As more and more states like Oregon legalize or decriminalize weed we see an influx of interest, both scientific and civilian, in its many potentials. From musculoskeletal pain to PTSD to autoimmune conditions, cannabis and its byproducts show enormous promise as therapeutic agents. In a vacuum, this interest is harmless - beneficial, even. But if it eclipses awareness of the highly racialized, anti-Black legacy of its criminalization, it will perpetuate harm against oppressed communities.
The DEA first named cannabis a Schedule-I drug, meaning it has “no accepted medicinal use, high abuse potential, concerns for dependence,” in 1970 during Nixon’s disastrous drug war. This has come to be understood as a broad program of anti-Black legislation under the guise of social intervention and community safety whose ramifications are felt generations later.
Mandatory minimum sentencing, incarceration, and penalties related to cannabis use, possession, or distribution were designed to comprehensively target and punish Black folks. Policing practices like stop-and-frisk and disproportionate surveillance developed during the drug war remain in use today.
A racist legacy continues
At present, despite equivalent rates of cannabis consumption, Black people are 3.64 times more likely to be arrested for possession than white people according to a 2020 report by the ACLU. Arrests, incarceration, and convictions are only part of the story. Job loss, housing insecurity, financial aid ineligibility, child custody loss, and immigration status endangerment due to lifelong categorization as “criminal” are enduring everyday realities for anyone facing such charges. But because of the disproportionate enforcement of laws against and incarceration of BIPOC in this country, drug legalization is inherently an issue of racial justice, and thus an issue of public health.

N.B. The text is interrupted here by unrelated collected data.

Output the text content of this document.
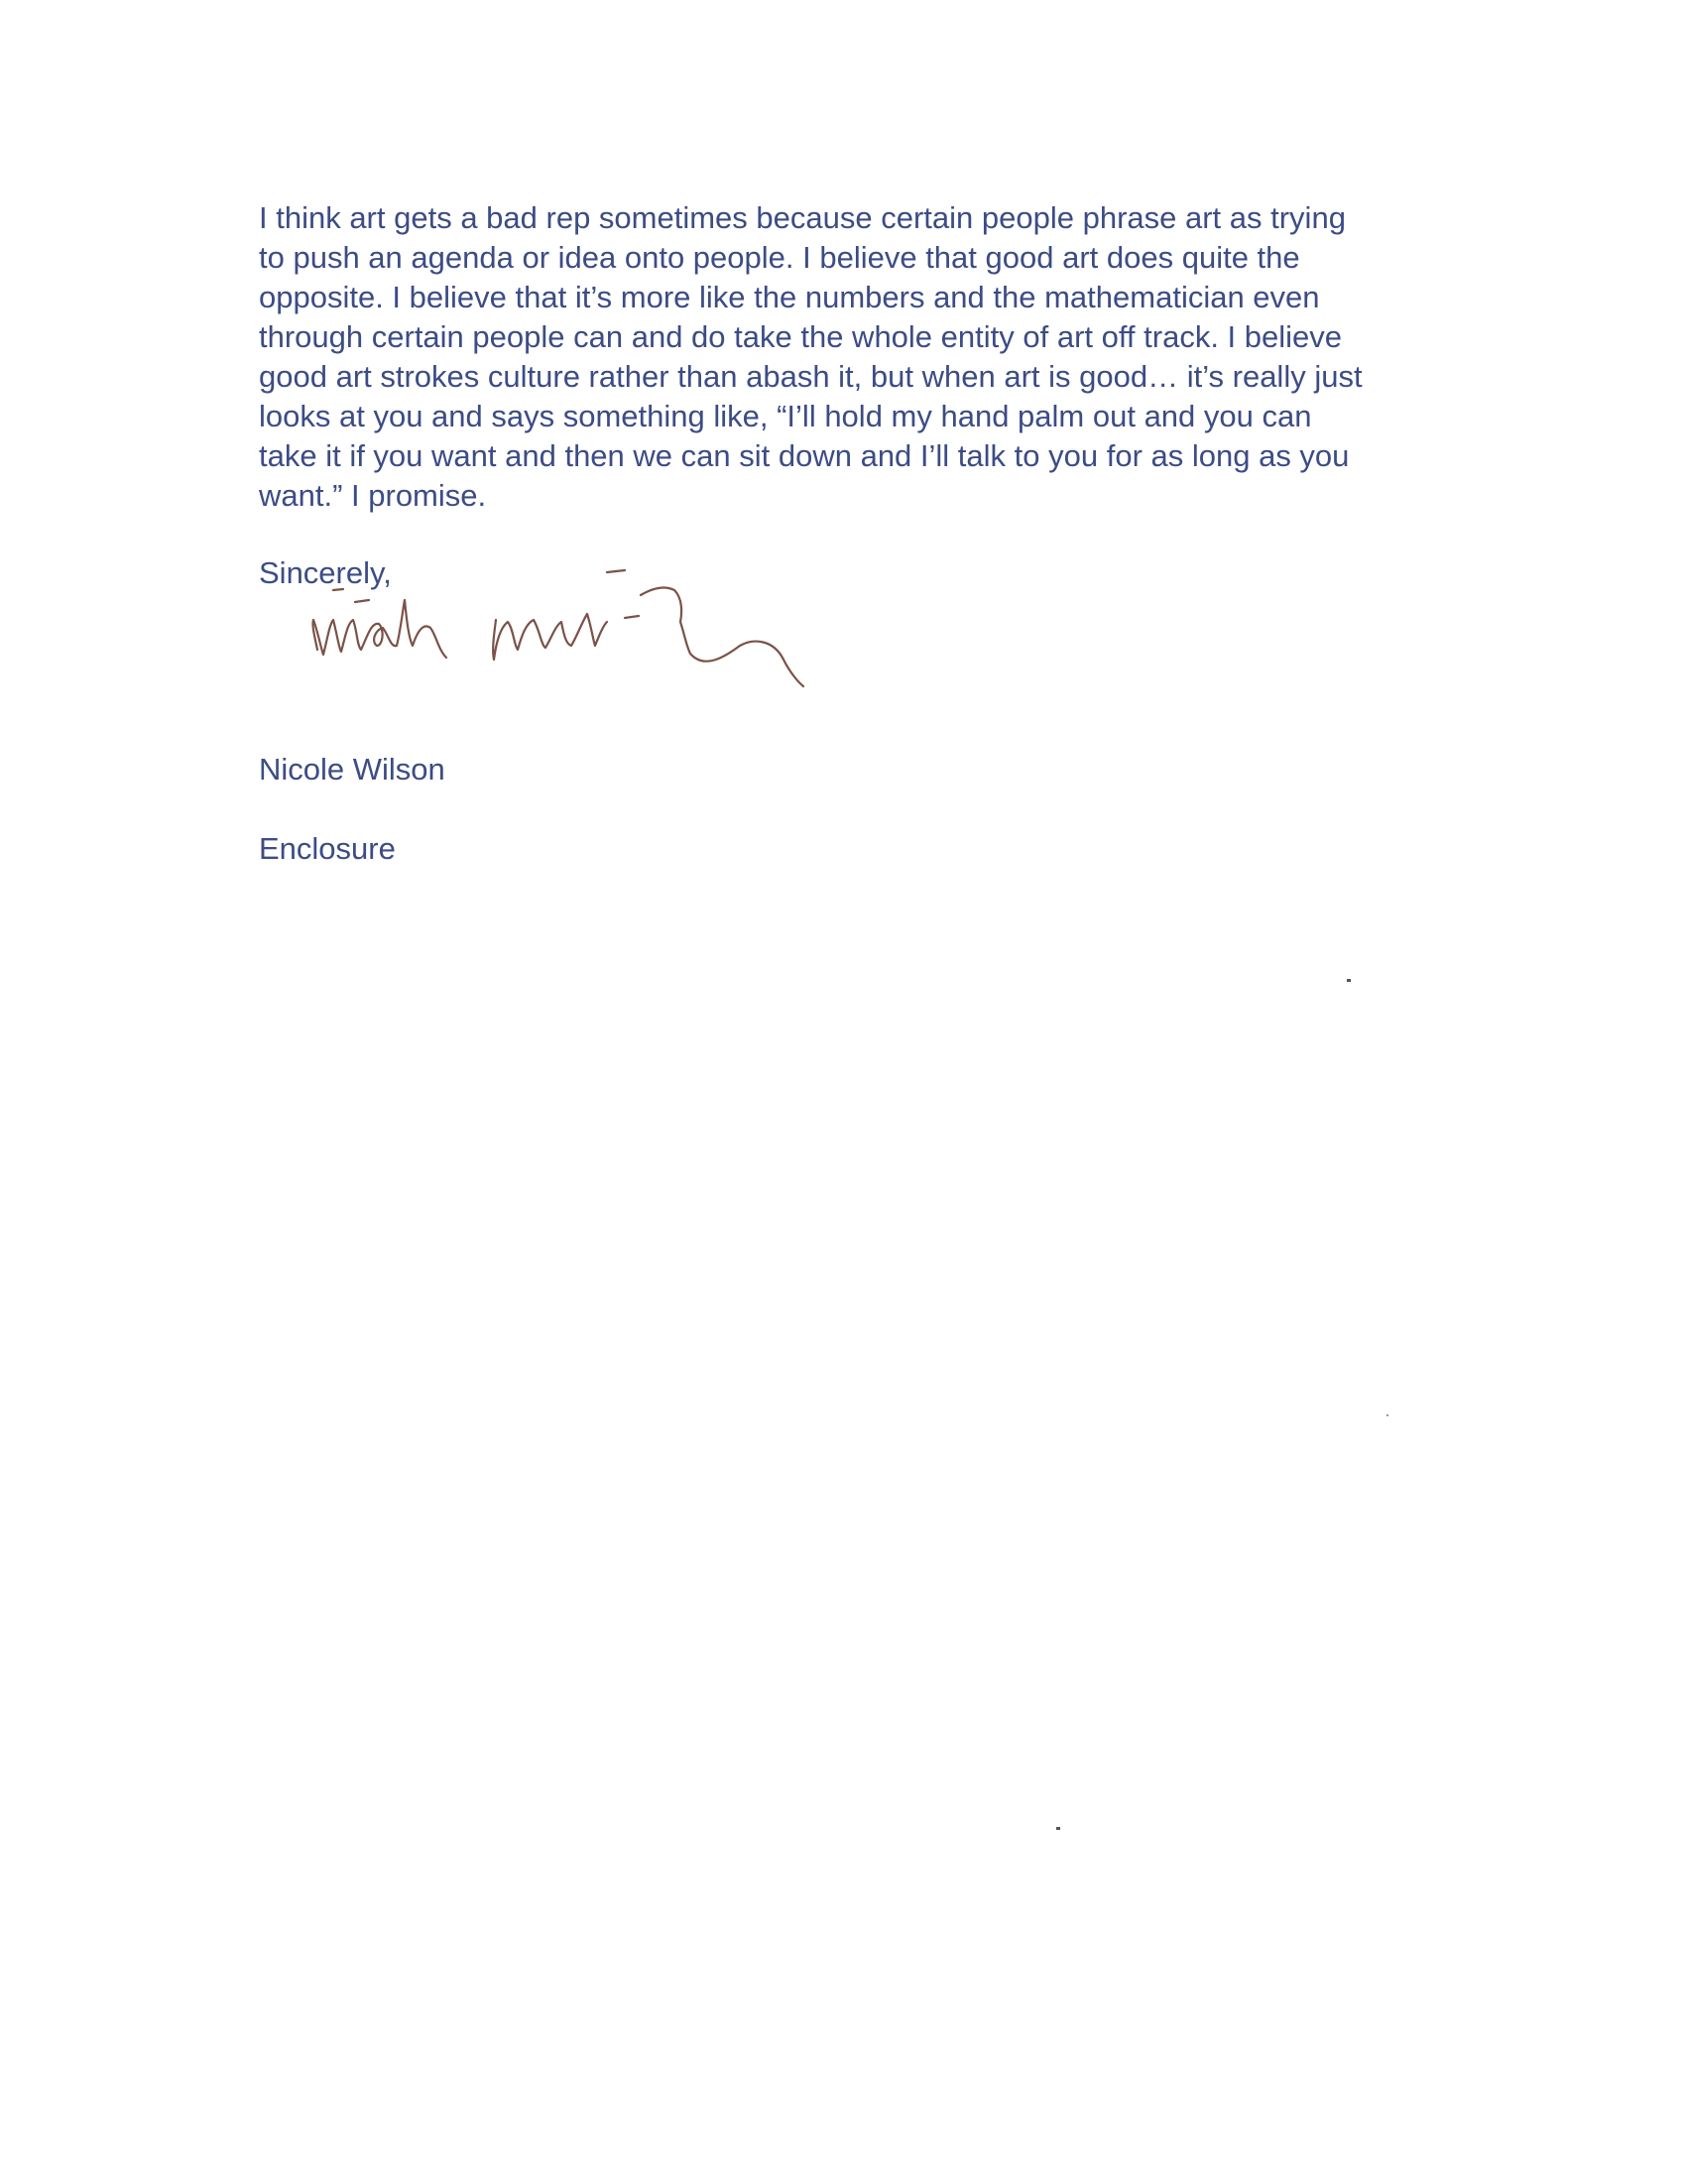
I think art gets a bad rep sometimes because certain people phrase art as trying
to push an agenda or idea onto people. I believe that good art does quite the
opposite. I believe that it’s more like the numbers and the mathematician even
through certain people can and do take the whole entity of art off track. I believe
good art strokes culture rather than abash it, but when art is good… it’s really just
looks at you and says something like, “I’ll hold my hand palm out and you can
take it if you want and then we can sit down and I’ll talk to you for as long as you
want.” I promise.

Sincerely,

Nicole Wilson

Enclosure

BIPOC and specifically Black people, those most harmed by cannabis criminalization, shouldn’t be excluded from the economic boon offered by the cannabis industry. In Portland, licensing costs for starting a dispensary amount to $5000, plus a $480 annual fee. This is in addition to startup costs, which generally number in the hundreds of thousands of dollars. This represents an insurmountable financial obstacle to all but the wealthiest among us which, as the systemic nature of oppression reinforces, tend also to be the whitest among us.
Does a solution exist?
The inequality can’t be countered simply by equally distributing profit. Change must be adopted at every level. This means advocating for the release of anyone incarcerated on cannabis-related charges, expunging of criminal records, social assistance for the formerly-incarcerated during re-entry in society (top of mind for all of us emerging tentatively from a pandemic), rallying against employment discrimination on the basis of a criminal record, reparations paid directly to families, and so on.

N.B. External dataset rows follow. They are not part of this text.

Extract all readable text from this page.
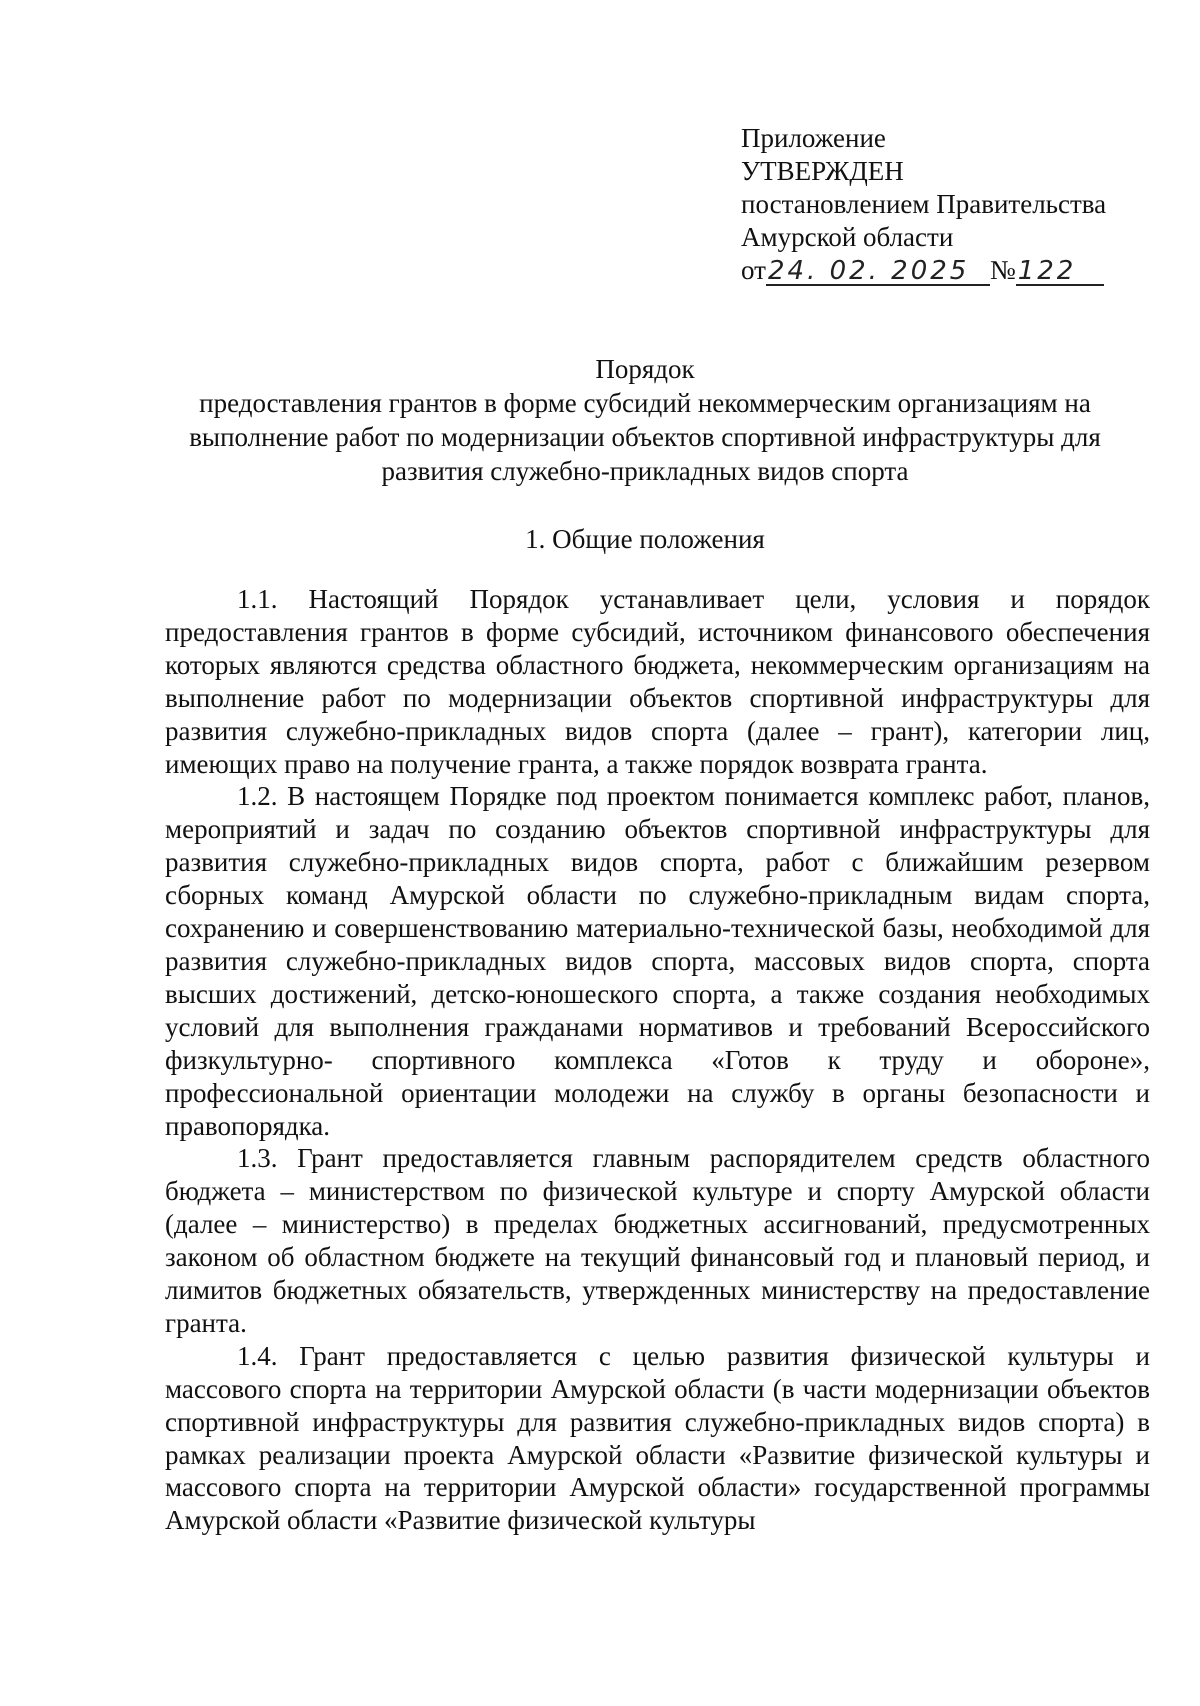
Приложение
УТВЕРЖДЕН
постановлением Правительства
Амурской области
от 24. 02. 2025 № 122
Порядок
предоставления грантов в форме субсидий некоммерческим организациям на
выполнение работ по модернизации объектов спортивной инфраструктуры для
развития служебно-прикладных видов спорта
1. Общие положения

1.1. Настоящий Порядок устанавливает цели, условия и порядок предоставления грантов в форме субсидий, источником финансового обеспечения которых являются средства областного бюджета, некоммерческим организациям на выполнение работ по модернизации объектов спортивной инфраструктуры для развития служебно-прикладных видов спорта (далее – грант), категории лиц, имеющих право на получение гранта, а также порядок возврата гранта.

1.2. В настоящем Порядке под проектом понимается комплекс работ, планов, мероприятий и задач по созданию объектов спортивной инфраструктуры для развития служебно-прикладных видов спорта, работ с ближайшим резервом сборных команд Амурской области по служебно-прикладным видам спорта, сохранению и совершенствованию материально-технической базы, необходимой для развития служебно-прикладных видов спорта, массовых видов спорта, спорта высших достижений, детско-юношеского спорта, а также создания необходимых условий для выполнения гражданами нормативов и требований Всероссийского физкультурно- спортивного комплекса «Готов к труду и обороне», профессиональной ориентации молодежи на службу в органы безопасности и правопорядка.

1.3. Грант предоставляется главным распорядителем средств областного бюджета – министерством по физической культуре и спорту Амурской области (далее – министерство) в пределах бюджетных ассигнований, предусмотренных законом об областном бюджете на текущий финансовый год и плановый период, и лимитов бюджетных обязательств, утвержденных министерству на предоставление гранта.

1.4. Грант предоставляется с целью развития физической культуры и массового спорта на территории Амурской области (в части модернизации объектов спортивной инфраструктуры для развития служебно-прикладных видов спорта) в рамках реализации проекта Амурской области «Развитие физической культуры и массового спорта на территории Амурской области» государственной программы Амурской области «Развитие физической культуры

What can be done on a practical level? This is neither a definitive guide nor exhaustive history, and your individual means and capacity must be considered. But you can:
Support Black-owned dispensaries
Buy from businesses that fund reparations initiatives and organizing
Sign up to be a pen pal to incarcerated folks
Organize and advocate for all of the legislative changes
Support local re-entry programs
Demand accountability from your representative and local law enforcement
Pay direct cash reparations to (QT)BIPOC in need
Educate yourself and others on this matter.